The class imbalance problem has become a leading challenge. Although conventional imbalance learning methods are proposed to tackle this problem, they have some limitations: 1) undersampling methods suffer from losing important information and 2) cost-sensitive methods are sensitive to outliers and noise. To address these issues, we propose a hybrid optimal ensemble classifier framework that combines density-based undersampling and cost-effective methods through exploring state-of-the-art solutions using multi-objective optimization algorithm. Specifically, we first develop a density-based undersampling method to select informative samples from the original training data with probability-based data transformation, which enables to obtain multiple subsets following a balanced distribution across classes. Second, we exploit the cost-sensitive classification method to address the incompleteness of information problem via modifying weights of misclassified minority samples rather than the majority ones. Finally, we introduce a multi-objective optimization procedure and utilize connections between samples to self-modify the classification result using an ensemble classifier framework.

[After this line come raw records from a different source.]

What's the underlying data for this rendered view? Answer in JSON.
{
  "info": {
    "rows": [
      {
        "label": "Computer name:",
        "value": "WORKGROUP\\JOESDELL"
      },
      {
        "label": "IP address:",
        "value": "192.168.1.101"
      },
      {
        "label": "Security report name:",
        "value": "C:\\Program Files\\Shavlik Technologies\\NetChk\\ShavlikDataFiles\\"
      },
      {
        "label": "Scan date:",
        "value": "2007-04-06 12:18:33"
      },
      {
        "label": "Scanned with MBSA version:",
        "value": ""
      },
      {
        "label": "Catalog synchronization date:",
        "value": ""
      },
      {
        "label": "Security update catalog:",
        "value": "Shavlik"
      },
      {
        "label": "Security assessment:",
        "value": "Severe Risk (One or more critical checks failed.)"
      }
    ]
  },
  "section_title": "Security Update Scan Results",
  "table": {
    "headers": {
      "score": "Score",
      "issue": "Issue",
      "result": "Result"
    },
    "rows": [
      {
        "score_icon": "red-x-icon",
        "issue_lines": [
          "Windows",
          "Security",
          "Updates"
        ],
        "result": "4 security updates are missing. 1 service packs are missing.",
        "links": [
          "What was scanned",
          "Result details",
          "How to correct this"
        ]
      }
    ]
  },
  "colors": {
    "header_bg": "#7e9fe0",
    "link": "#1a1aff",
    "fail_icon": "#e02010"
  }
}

Extensive comparative experiments conducted on real-world data sets demonstrate that our method outperforms the majority of imbalance and ensemble classification approaches.

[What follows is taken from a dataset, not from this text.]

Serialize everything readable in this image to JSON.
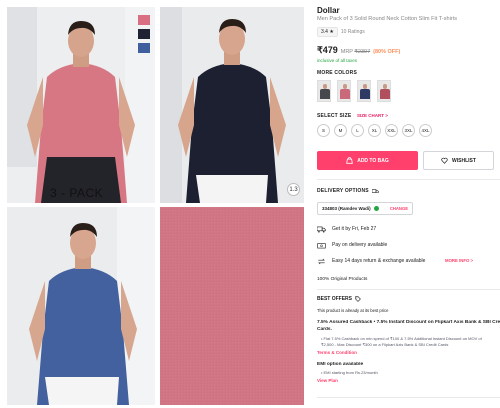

类不平衡问题已成为主要挑战。尽管已经提出了传统的不平衡学习方法来解决这个问题,但它们存在一些局限性:1)欠采样方法会丢失重要信息,2)代价敏感方法对离群值和噪声敏感。为了解决这些问题,我们提出了一种混合最优集成分类器框架,该框架通过利用多目标优化算法探索最先进的解决方案,结合基于密度的欠采样和经济有效的方法。具体来说,我们首先开发了一种基于密度的欠采样方法,通过基于概率的数据转换从原始训练数据中选择有信息的样本,这使得能够在各个类之间获得具有平衡分布的多个子集。其次,我们利用代价敏感分类方法通过修改少数错分类样本的权重而不是多数样本的权重来解决信息不完整的问题。最后,我们引入了一种多目标优化过程,并利用样本之间的连接,使用集成分类器框架来自我修改分类结果。在真实数据集上进行的广泛比较实验表明,我们的方法优于大多数不平衡和集成分类方法。